Llama-3.1-70B-Instruct-abliterated Overview
This model is an instruction-tuned variant of Meta's Llama 3.1, featuring 70 billion parameters and a substantial 32,768 token context window. It is part of the Llama 3.1 family, which includes 8B, 70B, and 405B sizes, all utilizing an optimized transformer architecture with Grouped-Query Attention (GQA) for efficient inference. The instruction-tuned versions are refined using supervised fine-tuning (SFT) and reinforcement learning with human feedback (RLHF) to enhance alignment with human preferences for helpfulness and safety. The model was trained on over 15 trillion tokens of publicly available online data, with a knowledge cutoff of December 2023.
Key Capabilities
- Multilingual Dialogue: Optimized for assistant-like chat in supported languages (English, German, French, Italian, Portuguese, Hindi, Spanish, Thai).
- Enhanced Reasoning: Shows significant improvements on benchmarks like MMLU (83.6% vs 82.0% for Llama 3 70B Instruct) and MATH (68.0% vs 51.0%).
- Code Generation: Achieves strong performance on coding tasks, with 80.5% pass@1 on HumanEval and 86.0% on MBPP++.
- Advanced Tool Use: Demonstrates substantial gains in tool-use benchmarks, scoring 90.0% on API-Bank and 56.7% on Nexus (0-shot).

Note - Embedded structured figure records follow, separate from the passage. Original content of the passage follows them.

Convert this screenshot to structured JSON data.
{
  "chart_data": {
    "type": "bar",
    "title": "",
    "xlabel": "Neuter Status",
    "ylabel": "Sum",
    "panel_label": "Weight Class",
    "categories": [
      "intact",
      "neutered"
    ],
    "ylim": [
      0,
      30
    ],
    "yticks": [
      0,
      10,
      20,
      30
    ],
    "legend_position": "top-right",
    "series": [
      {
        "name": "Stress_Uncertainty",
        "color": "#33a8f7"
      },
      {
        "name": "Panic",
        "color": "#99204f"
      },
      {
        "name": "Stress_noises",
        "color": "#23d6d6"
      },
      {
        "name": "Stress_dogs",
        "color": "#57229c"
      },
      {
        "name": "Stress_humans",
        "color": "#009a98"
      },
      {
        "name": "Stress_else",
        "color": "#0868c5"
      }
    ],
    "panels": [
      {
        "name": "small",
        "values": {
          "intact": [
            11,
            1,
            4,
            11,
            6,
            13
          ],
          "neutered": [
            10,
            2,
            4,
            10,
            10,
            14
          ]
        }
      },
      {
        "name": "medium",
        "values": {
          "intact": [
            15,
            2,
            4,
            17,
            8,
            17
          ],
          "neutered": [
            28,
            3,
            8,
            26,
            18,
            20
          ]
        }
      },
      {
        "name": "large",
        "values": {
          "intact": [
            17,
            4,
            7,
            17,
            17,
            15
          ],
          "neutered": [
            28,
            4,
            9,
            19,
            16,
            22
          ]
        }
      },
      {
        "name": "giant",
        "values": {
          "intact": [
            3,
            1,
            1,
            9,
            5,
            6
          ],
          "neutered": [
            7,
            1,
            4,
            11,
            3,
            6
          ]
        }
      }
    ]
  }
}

- Long Context Processing: Supports a 128k token context length, enabling complex and extended interactions.
Good For
- Commercial and Research Applications: Intended for a wide range of commercial and research use cases requiring advanced language understanding and generation.
- Multilingual Chatbots and Assistants: Ideal for building conversational AI systems that need to operate effectively across multiple languages.
- Code Development Support: Useful for developers seeking assistance with code generation, debugging, and understanding.
- Complex Problem Solving: Suitable for tasks requiring strong reasoning and mathematical capabilities.
- Synthetic Data Generation: Can be leveraged to generate synthetic data for improving other models through distillation.